Fashion week has come and gone. Tear.
In the collections we saw a lot of white, and even a lot of black and white prints, but designers can't help themselves when it comes to painting the runways red (and blue, and yellow, and green, and... well you get the idea). And what would fashion be without color? Pretty depressing, if you ask us. So let's talk about it.
We like to report on color trends, and what better way to do so than actually mapping the colors of fashion week? Fashion is visually oriented, so a visual guide to the color trends seems logical, right? Don't worry, we did the hard work for you. After wading and sorting through the collections from spring 2013, we've divided up the looks and colors by city.

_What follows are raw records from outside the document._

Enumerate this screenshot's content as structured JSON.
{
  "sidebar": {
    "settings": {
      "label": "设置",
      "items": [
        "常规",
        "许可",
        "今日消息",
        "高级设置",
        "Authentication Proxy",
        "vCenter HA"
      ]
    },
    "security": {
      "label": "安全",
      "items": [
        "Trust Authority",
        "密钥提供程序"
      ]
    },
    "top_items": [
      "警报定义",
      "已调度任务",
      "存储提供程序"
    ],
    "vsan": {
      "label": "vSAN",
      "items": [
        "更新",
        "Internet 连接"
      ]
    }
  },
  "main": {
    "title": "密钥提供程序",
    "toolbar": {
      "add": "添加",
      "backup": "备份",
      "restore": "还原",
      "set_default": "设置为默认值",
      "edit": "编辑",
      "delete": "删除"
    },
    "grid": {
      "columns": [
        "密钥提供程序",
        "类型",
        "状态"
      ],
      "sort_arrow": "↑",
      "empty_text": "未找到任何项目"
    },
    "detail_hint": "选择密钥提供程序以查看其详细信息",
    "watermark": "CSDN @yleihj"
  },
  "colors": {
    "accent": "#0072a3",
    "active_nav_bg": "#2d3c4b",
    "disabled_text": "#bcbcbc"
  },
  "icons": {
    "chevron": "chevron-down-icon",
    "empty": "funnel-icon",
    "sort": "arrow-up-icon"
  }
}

The results, to say the least, were very pretty. And also very informative.
Broadly speaking, blue was most represented across the board, followed distantly by green. Tints and hues depend on the city, but there is no question as to blue's dominance. We're not exactly caught by surprise by this as cooler colors tend to be favored for spring collections.
Meanwhile, purple ended up by far the biggest loser of the season. It made up less than 5% of color looks in every city. Ouch. You'll notice it as a hanger-on for all cities, it's miniscule representation making it the skinny Chile of all our color maps.

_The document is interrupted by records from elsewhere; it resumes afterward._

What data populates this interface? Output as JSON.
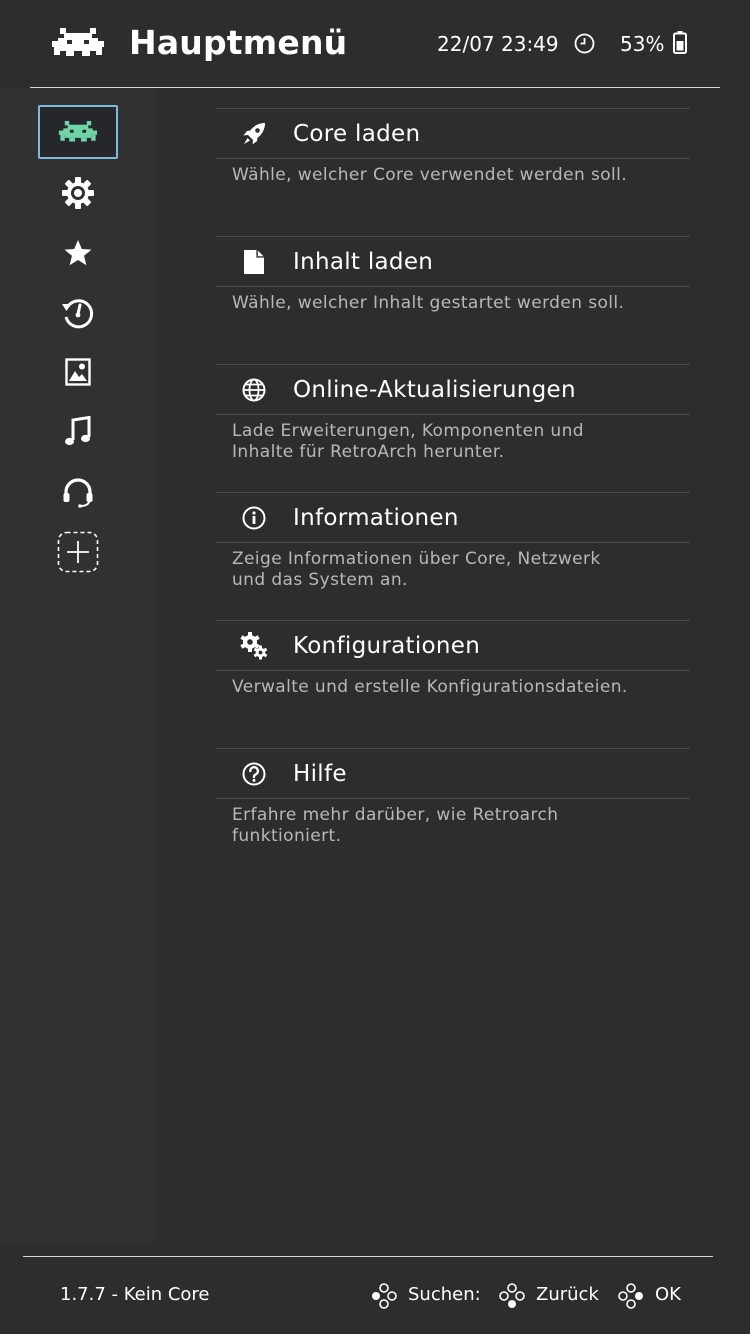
{
  "header": {
    "title": "Hauptmenü",
    "datetime": "22/07 23:49",
    "battery": "53%"
  },
  "sidebar": {
    "items": [
      {
        "name": "main-menu",
        "icon": "retroarch-invader-icon",
        "selected": true
      },
      {
        "name": "settings",
        "icon": "gear-icon"
      },
      {
        "name": "favorites",
        "icon": "star-icon"
      },
      {
        "name": "history",
        "icon": "history-icon"
      },
      {
        "name": "images",
        "icon": "image-icon"
      },
      {
        "name": "music",
        "icon": "music-note-icon"
      },
      {
        "name": "netplay",
        "icon": "headset-icon"
      },
      {
        "name": "add",
        "icon": "add-icon"
      }
    ]
  },
  "menu": {
    "items": [
      {
        "label": "Core laden",
        "description": "Wähle, welcher Core verwendet werden soll.",
        "icon": "rocket-icon"
      },
      {
        "label": "Inhalt laden",
        "description": "Wähle, welcher Inhalt gestartet werden soll.",
        "icon": "file-icon"
      },
      {
        "label": "Online-Aktualisierungen",
        "description": "Lade Erweiterungen, Komponenten und Inhalte für RetroArch herunter.",
        "icon": "globe-icon"
      },
      {
        "label": "Informationen",
        "description": "Zeige Informationen über Core, Netzwerk und das System an.",
        "icon": "info-icon"
      },
      {
        "label": "Konfigurationen",
        "description": "Verwalte und erstelle Konfigurationsdateien.",
        "icon": "gears-icon"
      },
      {
        "label": "Hilfe",
        "description": "Erfahre mehr darüber, wie Retroarch funktioniert.",
        "icon": "help-icon"
      }
    ]
  },
  "footer": {
    "version": "1.7.7 - Kein Core",
    "search_label": "Suchen:",
    "back_label": "Zurück",
    "ok_label": "OK"
  },
  "colors": {
    "background": "#2d2d2d",
    "sidebar": "#313131",
    "selection_border": "#7dbcd9",
    "accent_invader": "#6fd4a8"
  }
}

The differences may look subtle, but they're there. And don't worry, we'll help you through it. Click through to see each city.

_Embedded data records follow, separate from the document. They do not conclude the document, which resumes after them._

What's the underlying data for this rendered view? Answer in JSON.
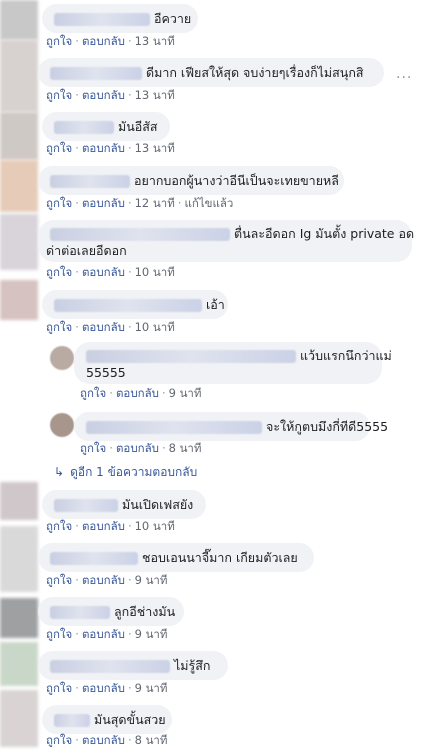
{
  "labels": {
    "like": "ถูกใจ",
    "reply": "ตอบกลับ",
    "edited": "แก้ไขแล้ว",
    "dot": "·",
    "more": "···"
  },
  "comments": [
    {
      "text": "อีควาย",
      "time": "13 นาที"
    },
    {
      "text": "ดีมาก เฟียสให้สุด จบง่ายๆเรื่องก็ไม่สนุกสิ",
      "time": "13 นาที"
    },
    {
      "text": "มันอีสัส",
      "time": "13 นาที"
    },
    {
      "text": "อยากบอกผู้นางว่าอีนีเป็นจะเทยขายหลี",
      "time": "12 นาที"
    },
    {
      "text": "ตื่นละอีดอก Ig มันตั้ง private อด",
      "text2": "ด่าต่อเลยอีดอก",
      "time": "10 นาที"
    },
    {
      "text": "เอ้า",
      "time": "10 นาที"
    },
    {
      "text": "แว้บแรกนึกว่าแม่",
      "text2": "55555",
      "time": "9 นาที"
    },
    {
      "text": "จะให้กูตบมึงกี่ทีดี5555",
      "time": "8 นาที"
    },
    {
      "text": "มันเปิดเฟสยัง",
      "time": "10 นาที"
    },
    {
      "text": "ชอบเอนนาจี๊มาก เกียมตัวเลย",
      "time": "9 นาที"
    },
    {
      "text": "ลูกอีช่างมัน",
      "time": "9 นาที"
    },
    {
      "text": "ไม่รู้สึก",
      "time": "9 นาที"
    },
    {
      "text": "มันสุดขั้นสวย",
      "time": "8 นาที"
    }
  ],
  "view_replies": "ดูอีก 1 ข้อความตอบกลับ",
  "colors": {
    "bubble": "#f0f2f5",
    "link": "#385898",
    "meta": "#616770"
  }
}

Photos: Style.com, StyleBistro
NEW YORK Minty greens and seafoams, like those at Cushnie et Ochs and Oscar de la Renta, may have been the trend we noticed first in New York (you'll notice that big chunk right there), but hues of blue made it into at least 100 collections, no easy feat. That's about twice as many as any shade of green. Purple managed to make up a total of 3% of the color looks. Yikes, fall is more your season anyway, purple.
LONDON The trend of seafoam continued--seen at shows like Mulberry and Clements Ribeiro--while the rest of London's color distribution was relatively balanced. Except for blue, of course, which proved dominant again. Proper primary and secondary colors were under-represented, however. Notice the lack of clear-cut green, yellow and orange.
MILAN Milan was also very diverse in color, despite how minimal and sedate the collections were. Well, at least as much as Milan can be considered sedate. That 60s trend infused many collections with vivid pops of color, including lots of pastels like powder blues and pinks (think Gucci, Alberta Ferretti), which definitely made it the brightest city of all four. In terms of distribution on the spectrum of color, Milan was the most evenhanded, and in the spirit of equality have thrown purple a very small bone. We think it makes for a very pretty rainbow, actually.
PARIS There was a dark overcast in Paris, and no, we are not talking about a war of words between a certain designer and critic. You might notice that ominous cloud of dark blues and greens stretched across the bottom of the map, two colors which were clearly most dominant. Also noticeable is the shock of blood orange and red, emphasized by collections from Elie Saab, Cédric Charlier and Gareth Pugh. And unlike elsewhere, Paris did not favor the minty greens and powder blues as other cities did. Other than purple, yellow got the least amount of love. It was practically strong-armed off the map by the darker colors.
Here is a quick look at all 4 cities and how they stack up against one another. And don't forget, you can click on each of the cities for a closer look!
So remember--4 (cities) for you blue. You go blue. And none for purple.